На пороге появилась ночная сестра. В одной руке поднос со склянками, другой крепко держится за ручку двери. Выглядит озабоченно.
— Нет, спасибо, у нас все есть. Правда, Эва?
Последние капли питательной смести опустились по зонду в ее желудок, он нежно погладил ее лоб.
— Тогда спокойной ночи. Удачи вам завтра, если до конца моей смены мы больше не увидимся.
— Спасибо.
Улыбнувшись, она закрыла за собой дверь. В больнице Худдинге персонал лучше, чем в Каролинской. У них хватает ума ценить его помощь и восхищаться его преданностью.
Сорок три дня.
Завтра начнется финальное исследование. Крошечные электроды, которые в последний раз измерят, повысилась ли активность ее мозга.
Через несколько суток все будет ясно.
Он взял ее руку, чтобы подавить подступившую тревогу.
— Все будет хорошо, любимая. Нам и так с тобой хорошо.
И он убрал одеяло, приподнял синюю больничную сорочку, вынул из прикроватного ящика крем и нарисовал белую полоску на ее левой ноге. Размеренными движениями массировал щиколотки, колени, пах.
— У тебя потрясающая мама. Я так рад, что мы с ней подружились.
Он осторожно поднял ее ногу и, подложив одну руку под колено, несколько раз согнул и разогнул его.
— Хорошо, Эва.
Обошел кровать и кремом нарисовал белую полоску на другой ноге.

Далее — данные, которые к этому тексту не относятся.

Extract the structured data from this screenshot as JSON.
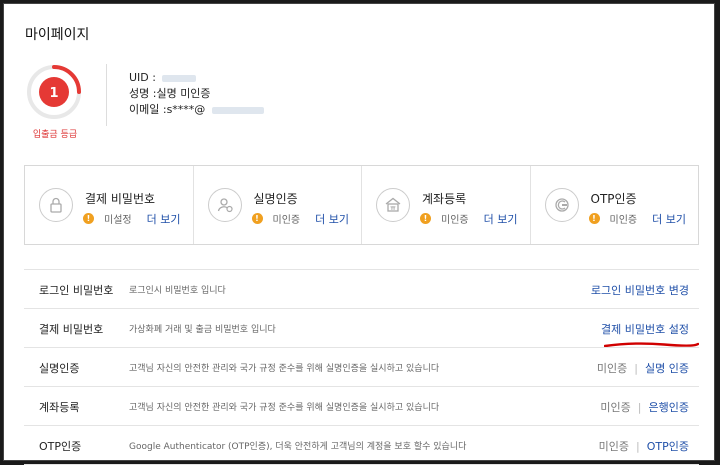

— Ты слышала, что Акселю, может быть, тоже разрешат навестить тебя вместе с кем-нибудь из нас. Но она права, нужно сначала дождаться результатов анализов, чтобы знать, что ему сказать. Лучше всего было бы, если бы сначала я встретился с ним где-нибудь в другом месте и уже потом мы бы пришли сюда. Может, на аттракционах в парке Грёна Лунд, ему там нравится? Или лучше в Скансене?
Он выпрямил ее ноги, положил под них опору, после чего нежно провел по ее щеке указательным пальцем. Протянув руку, взял щетку и несколько раз провел по ее волосам.
— Теперь, моя радость, ты прекрасна. Хочешь, чтобы я сделал для тебя еще что-нибудь, прежде чем мы уснем?